Constructive Prompt Injection
LLMs are not universal functions. They are token predictors shaped by RLHF. This limits what they should do, not what they can do. An LLM can count the r's in "strawberry" — sometimes. Code counts them every time. The question is never "can the model handle this?" It's "is the model the cheapest substrate for this task?"
Flow control, routing, state management, counting, branching — these are all tasks where deterministic code is cheaper, faster, and more reliable. The model's substrate advantage is language: understanding intent, generating natural text, reasoning about ambiguous meaning, synthesizing across contexts. Using an LLM for flow control is using a paintbrush to hammer nails. It'll leave a mark, but not the one you wanted.
The leak
A shopping assistant. The user has items in their cart. The first attempt puts everything in the prompt:
You are a shopping assistant. The user's cart contains: {items}.
Their account type is: {account_type}.
If the cart total > $100 and account_type is "premium", offer free shipping.
If the cart total > $100 and account_type is "standard", suggest upgrading.
If the cart total < $100, suggest items to reach the free shipping threshold.
Respond helpfully to: "{user_message}"
The model can handle this. But should it? The orchestrator already knows the cart total and the account type. The branching is deterministic. Asking the model to evaluate if total > $100 and type == "premium" is misplaced.
Constructive prompt injection
Pull the branch into the orchestrator. The model gets a different prompt depending on the state — it never sees the condition:
def build_cart_prompt(cart, account_type, user_message):
total = sum(item.price for item in cart.items)
if total > 100 and account_type == "premium":
context = "This order qualifies for free shipping."
elif total > 100:
context = "Mention the premium plan includes free shipping."
else:
gap = 100 - total
context = f"${gap:.0f} more qualifies for free shipping."
return f"""
You are a shopping assistant.
Cart: {format_items(cart.items)}
{context}
Customer says: "{user_message}"
"""
The before prompt had three conditionals the model had to parse and branch on. The after prompt has none — the orchestrator already resolved the state into a single line of context. The model's job is now purely linguistic: respond naturally given the situation it's been told about.
This is constructive prompt injection. Security researchers use the term to mean an attacker hijacking model behavior by injecting instructions. The orchestration pattern is the same mechanism with opposite intent: the orchestrator injects resolved state, constraints, and scoped context to steer the model toward predictable outcomes.
Adversarial prompt injection subverts alignment. Orchestrated prompt injection is alignment.
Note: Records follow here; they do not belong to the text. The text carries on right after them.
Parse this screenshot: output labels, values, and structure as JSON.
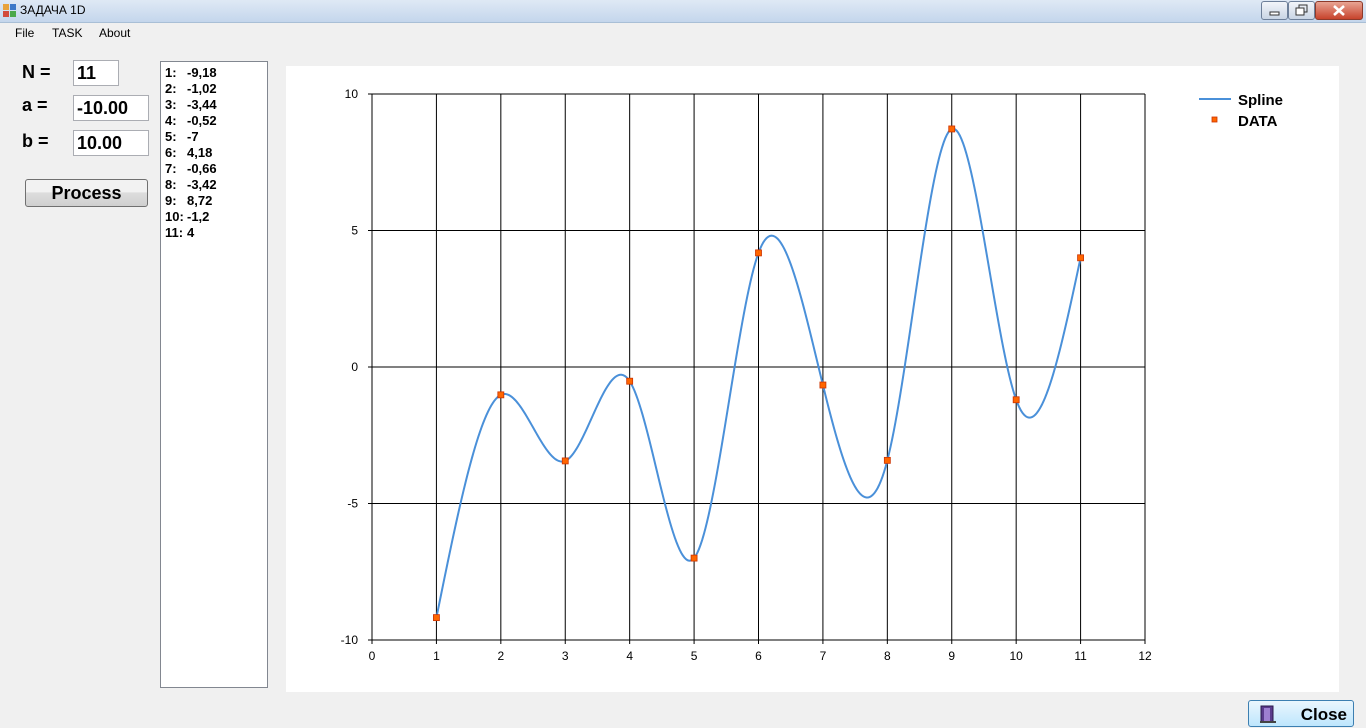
{
  "window": {
    "title": "ЗАДАЧА  1D"
  },
  "menu": [
    "File",
    "TASK",
    "About"
  ],
  "params": {
    "n_label": "N =",
    "n_value": "11",
    "a_label": "a =",
    "a_value": "-10.00",
    "b_label": "b =",
    "b_value": "10.00"
  },
  "process_label": "Process",
  "close_label": "Close",
  "results": [
    {
      "num": "1:",
      "val": "-9,18"
    },
    {
      "num": "2:",
      "val": "-1,02"
    },
    {
      "num": "3:",
      "val": "-3,44"
    },
    {
      "num": "4:",
      "val": "-0,52"
    },
    {
      "num": "5:",
      "val": "-7"
    },
    {
      "num": "6:",
      "val": "4,18"
    },
    {
      "num": "7:",
      "val": "-0,66"
    },
    {
      "num": "8:",
      "val": "-3,42"
    },
    {
      "num": "9:",
      "val": "8,72"
    },
    {
      "num": "10:",
      "val": "-1,2"
    },
    {
      "num": "11:",
      "val": "4"
    }
  ],
  "colors": {
    "spline": "#4a90d9",
    "data_marker": "#ff6600",
    "grid": "#000000"
  },
  "chart_data": {
    "type": "line",
    "xlim": [
      0,
      12
    ],
    "ylim": [
      -10,
      10
    ],
    "x_ticks": [
      0,
      1,
      2,
      3,
      4,
      5,
      6,
      7,
      8,
      9,
      10,
      11,
      12
    ],
    "y_ticks": [
      -10,
      -5,
      0,
      5,
      10
    ],
    "grid": true,
    "legend_position": "top-right",
    "series": [
      {
        "name": "Spline",
        "kind": "line",
        "x": [
          1,
          2,
          3,
          4,
          5,
          6,
          7,
          8,
          9,
          10,
          11
        ],
        "y": [
          -9.18,
          -1.02,
          -3.44,
          -0.52,
          -7,
          4.18,
          -0.66,
          -3.42,
          8.72,
          -1.2,
          4
        ]
      },
      {
        "name": "DATA",
        "kind": "markers",
        "x": [
          1,
          2,
          3,
          4,
          5,
          6,
          7,
          8,
          9,
          10,
          11
        ],
        "y": [
          -9.18,
          -1.02,
          -3.44,
          -0.52,
          -7,
          4.18,
          -0.66,
          -3.42,
          8.72,
          -1.2,
          4
        ]
      }
    ]
  }
}
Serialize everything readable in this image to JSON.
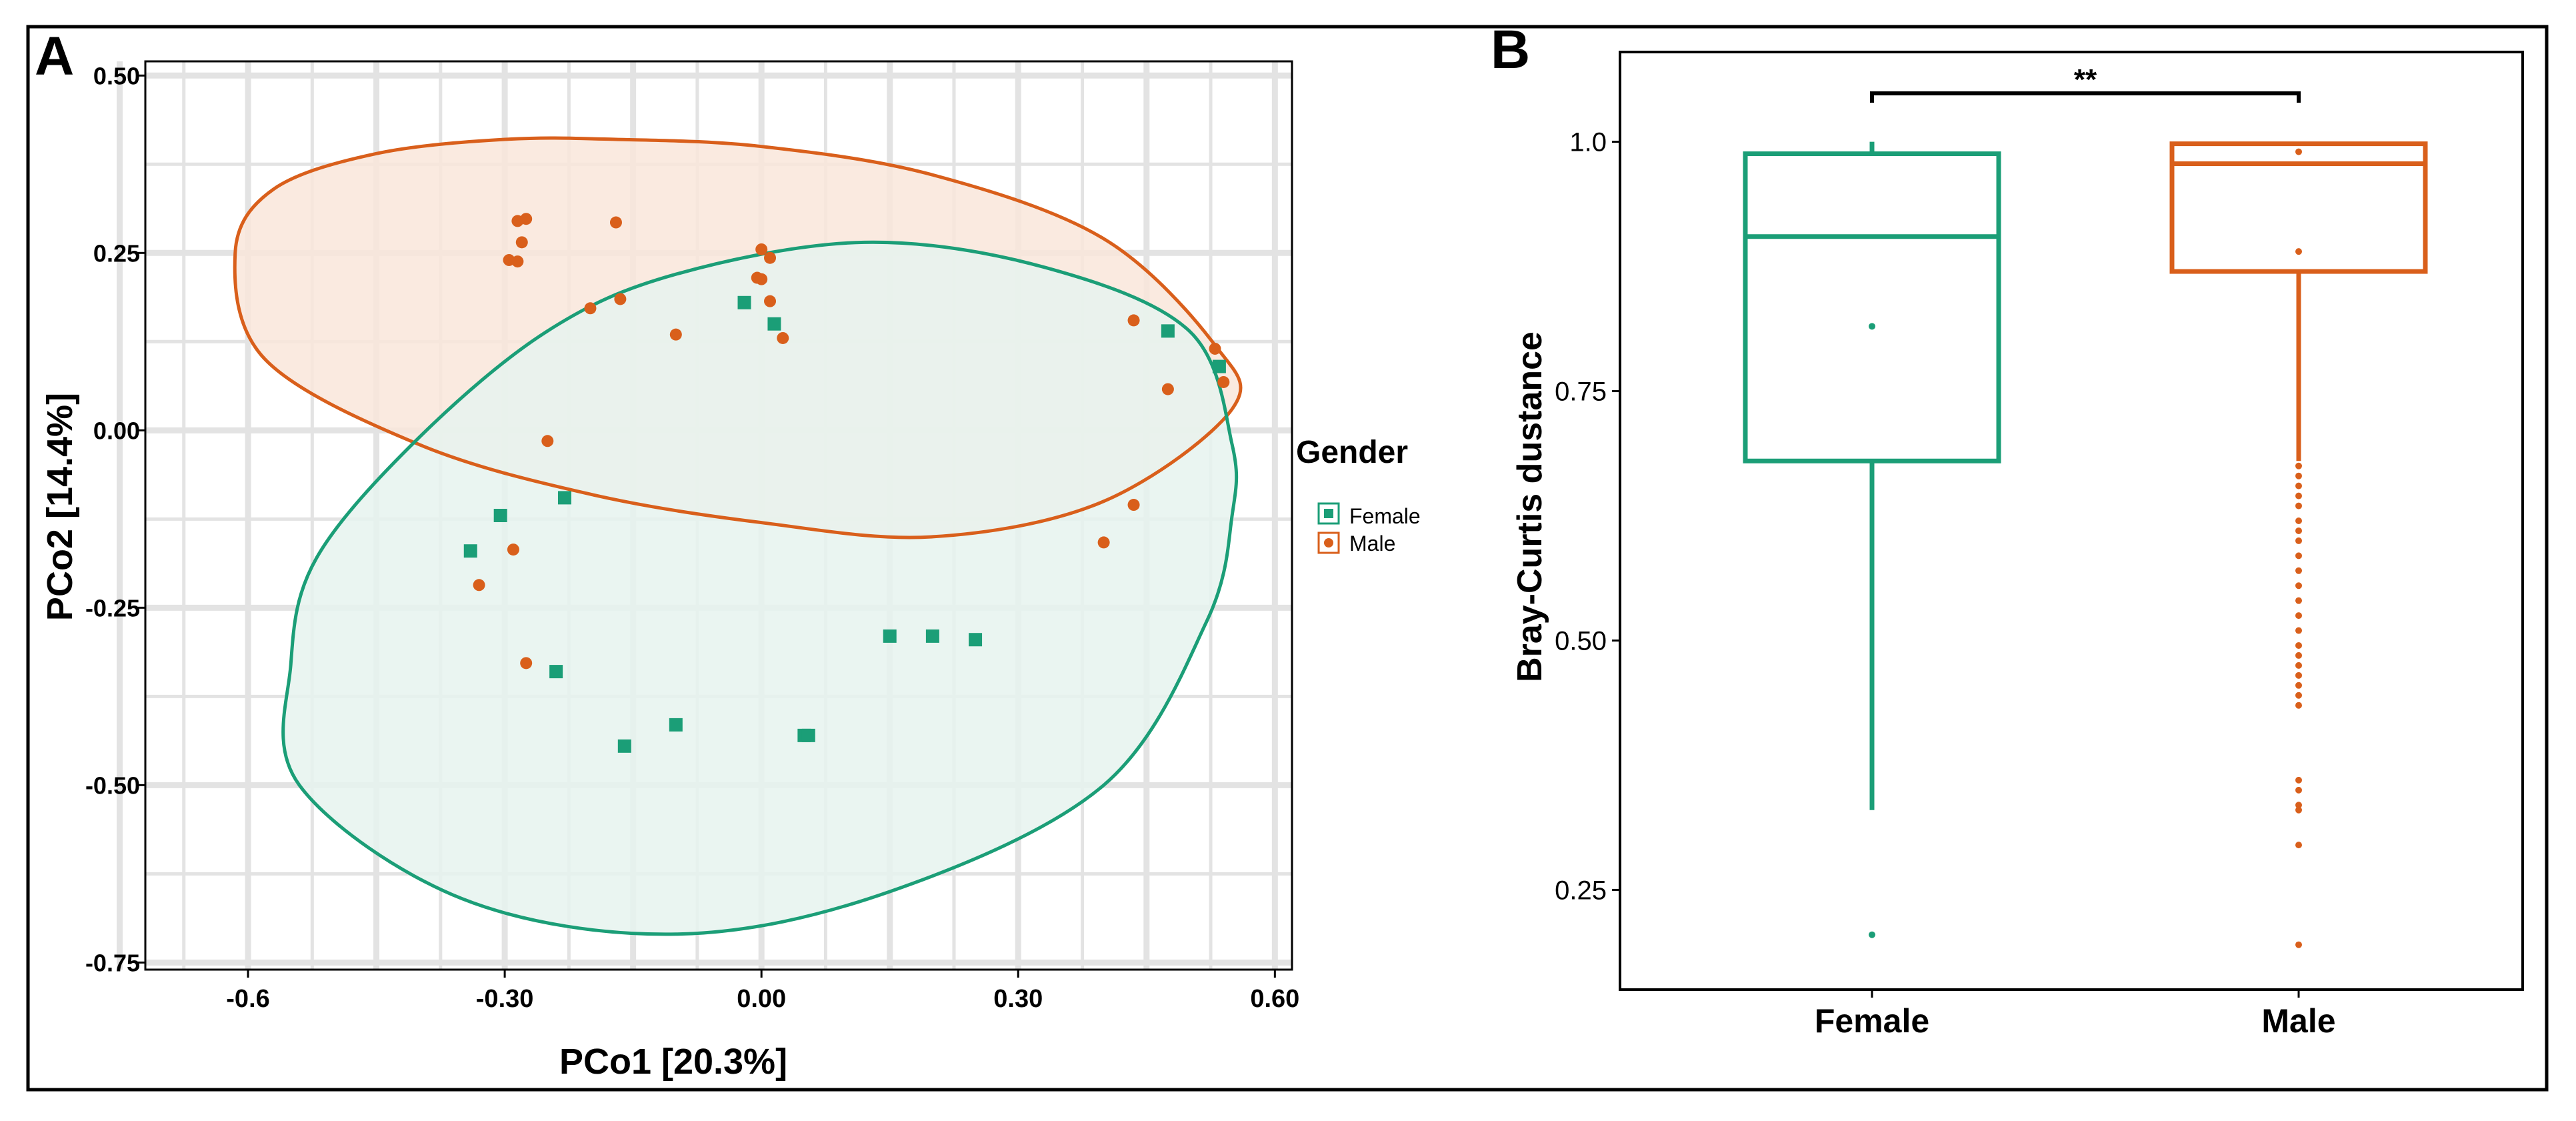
{
  "colors": {
    "female": "#1b9e77",
    "male": "#d95f1b",
    "female_fill": "#e6f3ee",
    "male_fill": "#f9e6da",
    "grid": "#e3e3e3",
    "axis": "#000000"
  },
  "chart_data": [
    {
      "panel": "A",
      "type": "scatter",
      "xlabel": "PCo1 [20.3%]",
      "ylabel": "PCo2 [14.4%]",
      "xlim": [
        -0.72,
        0.62
      ],
      "ylim": [
        -0.76,
        0.52
      ],
      "xticks": [
        -0.6,
        -0.3,
        0.0,
        0.3,
        0.6
      ],
      "xtick_labels": [
        "-0.6",
        "-0.30",
        "0.00",
        "0.30",
        "0.60"
      ],
      "yticks": [
        0.5,
        0.25,
        0.0,
        -0.25,
        -0.5,
        -0.75
      ],
      "ytick_labels": [
        "0.50",
        "0.25",
        "0.00",
        "-0.25",
        "-0.50",
        "-0.75"
      ],
      "legend": {
        "title": "Gender",
        "position": "right",
        "entries": [
          {
            "label": "Female",
            "marker": "square",
            "series": "female"
          },
          {
            "label": "Male",
            "marker": "circle",
            "series": "male"
          }
        ]
      },
      "ellipses": [
        {
          "series": "male",
          "points": [
            [
              -0.17,
              0.41
            ],
            [
              0.0,
              0.4
            ],
            [
              0.2,
              0.36
            ],
            [
              0.4,
              0.27
            ],
            [
              0.53,
              0.12
            ],
            [
              0.55,
              0.03
            ],
            [
              0.4,
              -0.1
            ],
            [
              0.2,
              -0.15
            ],
            [
              0.0,
              -0.13
            ],
            [
              -0.2,
              -0.09
            ],
            [
              -0.4,
              -0.02
            ],
            [
              -0.58,
              0.1
            ],
            [
              -0.615,
              0.25
            ],
            [
              -0.57,
              0.34
            ],
            [
              -0.45,
              0.39
            ],
            [
              -0.3,
              0.41
            ]
          ]
        },
        {
          "series": "female",
          "points": [
            [
              0.12,
              0.265
            ],
            [
              0.33,
              0.23
            ],
            [
              0.5,
              0.14
            ],
            [
              0.55,
              -0.02
            ],
            [
              0.55,
              -0.12
            ],
            [
              0.52,
              -0.27
            ],
            [
              0.4,
              -0.5
            ],
            [
              0.15,
              -0.65
            ],
            [
              -0.1,
              -0.71
            ],
            [
              -0.35,
              -0.66
            ],
            [
              -0.54,
              -0.5
            ],
            [
              -0.55,
              -0.33
            ],
            [
              -0.52,
              -0.18
            ],
            [
              -0.4,
              -0.01
            ],
            [
              -0.25,
              0.14
            ],
            [
              -0.1,
              0.22
            ]
          ]
        }
      ],
      "series": [
        {
          "name": "Female",
          "key": "female",
          "marker": "square",
          "x": [
            -0.02,
            0.015,
            0.475,
            0.535,
            -0.23,
            -0.305,
            -0.34,
            -0.24,
            -0.16,
            -0.1,
            0.05,
            0.055,
            0.15,
            0.2,
            0.25
          ],
          "y": [
            0.18,
            0.15,
            0.14,
            0.09,
            -0.095,
            -0.12,
            -0.17,
            -0.34,
            -0.445,
            -0.415,
            -0.43,
            -0.43,
            -0.29,
            -0.29,
            -0.295
          ]
        },
        {
          "name": "Male",
          "key": "male",
          "marker": "circle",
          "x": [
            -0.285,
            -0.275,
            -0.28,
            -0.295,
            -0.285,
            -0.17,
            -0.2,
            -0.165,
            -0.1,
            -0.005,
            0.0,
            0.01,
            0.0,
            0.01,
            0.025,
            0.435,
            0.53,
            0.54,
            0.475,
            -0.25,
            -0.29,
            -0.33,
            -0.275,
            0.435,
            0.4
          ],
          "y": [
            0.295,
            0.298,
            0.265,
            0.24,
            0.238,
            0.293,
            0.172,
            0.185,
            0.135,
            0.215,
            0.213,
            0.243,
            0.255,
            0.182,
            0.13,
            0.155,
            0.115,
            0.068,
            0.058,
            -0.015,
            -0.168,
            -0.218,
            -0.328,
            -0.105,
            -0.158
          ]
        }
      ]
    },
    {
      "panel": "B",
      "type": "box",
      "xlabel": "",
      "ylabel": "Bray-Curtis dustance",
      "categories": [
        "Female",
        "Male"
      ],
      "ylim": [
        0.15,
        1.09
      ],
      "yticks": [
        0.25,
        0.5,
        0.75,
        1.0
      ],
      "ytick_labels": [
        "0.25",
        "0.50",
        "0.75",
        "1.0"
      ],
      "significance": "**",
      "boxes": [
        {
          "name": "Female",
          "key": "female",
          "q1": 0.68,
          "median": 0.905,
          "q3": 0.988,
          "whisker_low": 0.33,
          "whisker_high": 1.0,
          "outliers": [
            0.815,
            0.205
          ]
        },
        {
          "name": "Male",
          "key": "male",
          "q1": 0.87,
          "median": 0.978,
          "q3": 0.998,
          "whisker_low": 0.68,
          "whisker_high": 1.0,
          "outliers": [
            0.89,
            0.675,
            0.665,
            0.655,
            0.645,
            0.635,
            0.62,
            0.61,
            0.6,
            0.585,
            0.57,
            0.555,
            0.54,
            0.525,
            0.51,
            0.495,
            0.485,
            0.475,
            0.465,
            0.455,
            0.445,
            0.435,
            0.36,
            0.35,
            0.335,
            0.33,
            0.295,
            0.195,
            0.99
          ]
        }
      ]
    }
  ],
  "panel_labels": {
    "a": "A",
    "b": "B"
  }
}
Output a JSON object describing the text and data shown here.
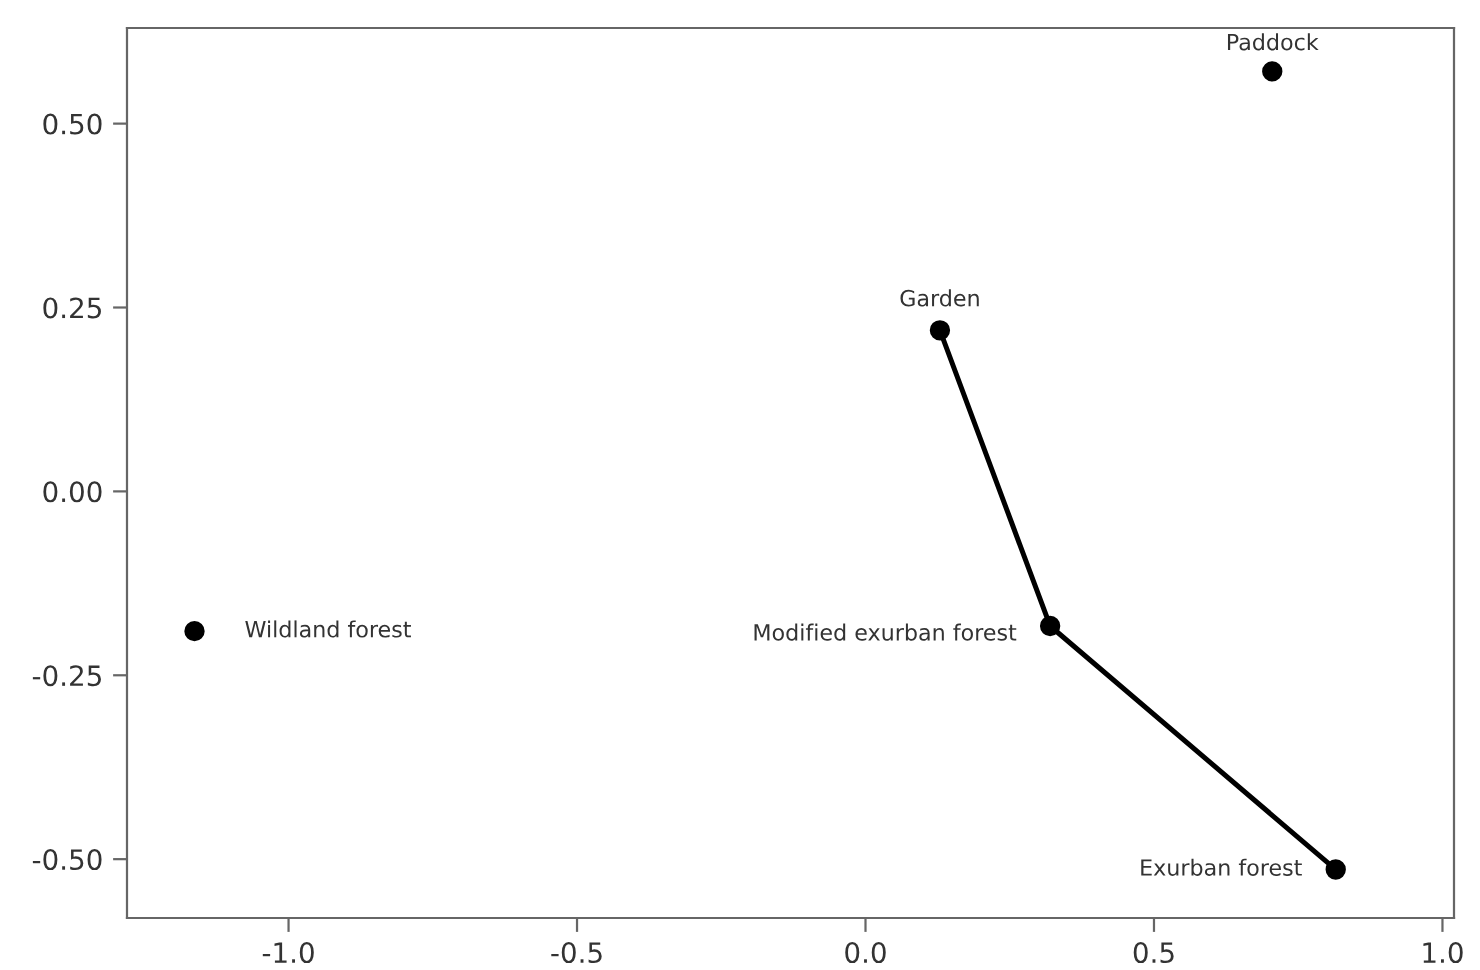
{
  "chart_data": {
    "type": "scatter",
    "series": [
      {
        "color": "#000000",
        "marker": "circle",
        "x": [
          0.705,
          0.129,
          0.32,
          0.815,
          -1.163
        ],
        "values": [
          0.571,
          0.219,
          -0.183,
          -0.514,
          -0.19
        ]
      },
      {
        "type": "line",
        "color": "#000000",
        "marker": "none",
        "line_style": "solid",
        "x": [
          0.129,
          0.32,
          0.815
        ],
        "values": [
          0.219,
          -0.183,
          -0.514
        ]
      }
    ],
    "annotations": [
      {
        "text": "Paddock",
        "x": 0.705,
        "y": 0.571
      },
      {
        "text": "Garden",
        "x": 0.129,
        "y": 0.219
      },
      {
        "text": "Modified exurban forest",
        "x": 0.32,
        "y": -0.183
      },
      {
        "text": "Exurban forest",
        "x": 0.815,
        "y": -0.514
      },
      {
        "text": "Wildland forest",
        "x": -1.163,
        "y": -0.19
      }
    ],
    "xlim": [
      -1.28,
      1.02
    ],
    "ylim": [
      -0.58,
      0.63
    ],
    "xticks": [
      {
        "value": -1.0,
        "label": "-1.0"
      },
      {
        "value": -0.5,
        "label": "-0.5"
      },
      {
        "value": 0.0,
        "label": "0.0"
      },
      {
        "value": 0.5,
        "label": "0.5"
      },
      {
        "value": 1.0,
        "label": "1.0"
      }
    ],
    "yticks": [
      {
        "value": 0.5,
        "label": "0.50"
      },
      {
        "value": 0.25,
        "label": "0.25"
      },
      {
        "value": 0.0,
        "label": "0.00"
      },
      {
        "value": -0.25,
        "label": "-0.25"
      },
      {
        "value": -0.5,
        "label": "-0.50"
      }
    ],
    "grid": false,
    "legend": false
  }
}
Every build() function in a well-structured agent system is an injection point — a place where the orchestration layer composes runtime state into instructions that constrain the model's output space. The tighter the injection, the steeper the gradient, the more reliable the output. What "prompt engineering" actually is: not crafting the perfect static instruction, but building systems that compose the right prompt dynamically.
The bootstrapping problem
There's an irony worth noting: if you use an LLM to write your prompts today, it tends to produce the "before" version. The model writes prompts the way it writes code — with conditionals, branches, "if this then that." It doesn't distinguish between logic it should execute and logic the orchestrator should handle before the prompt is composed.
This may improve as models get better at reasoning about their own substrate. But for now, the common workflow — ask the model to generate a prompt, then use that prompt — has a bias toward leaking orchestration logic into the token prediction layer. The branching prompt works. It just works unreliably and expensively. Knowing to pull the branches out is, for the moment, a human judgment call.
The consistent finding from practice: you get better results by reducing what you ask the model to do, not expanding it. If it needs to pick among 15 tools, use an orchestrator heuristic to narrow to 3. The gradient is steeper. If it needs to branch, branch in code and give the model whichever branch won. It's the write-time intelligence principle applied to every invocation: do the structural work where it's cheap and verifiable, then hand the model a single, focused task.
The composition discipline
The practical discipline: every prompt in a production system should be dynamically composed, not statically written. A build() function takes structured state and returns a prompt. The orchestrator calls the right build() function for the current phase, with the current context. The model receives a prompt that's been scoped, narrowed, and loaded with exactly the context it needs.
state machine → selects phase → selects prompt builder →
injects state → composes prompt → model generates →
structured output → state machine advances
The model never sees the state machine. It never picks the phase. It never decides what context is relevant. All of that is deterministic. The model does the part that requires language — and only that part.
This is how you get small models to perform like large ones, unreliable calls to become reliable, and expensive inference to become cheap. Not by making the model smarter. By making the prompt steeper.
These rules — resolve known values in code, branch before the prompt, narrow option sets, compose context from state — are themselves injectable. A meta-prompt that enforces them would produce "after" versions instead of "before" versions. The article is its own first application.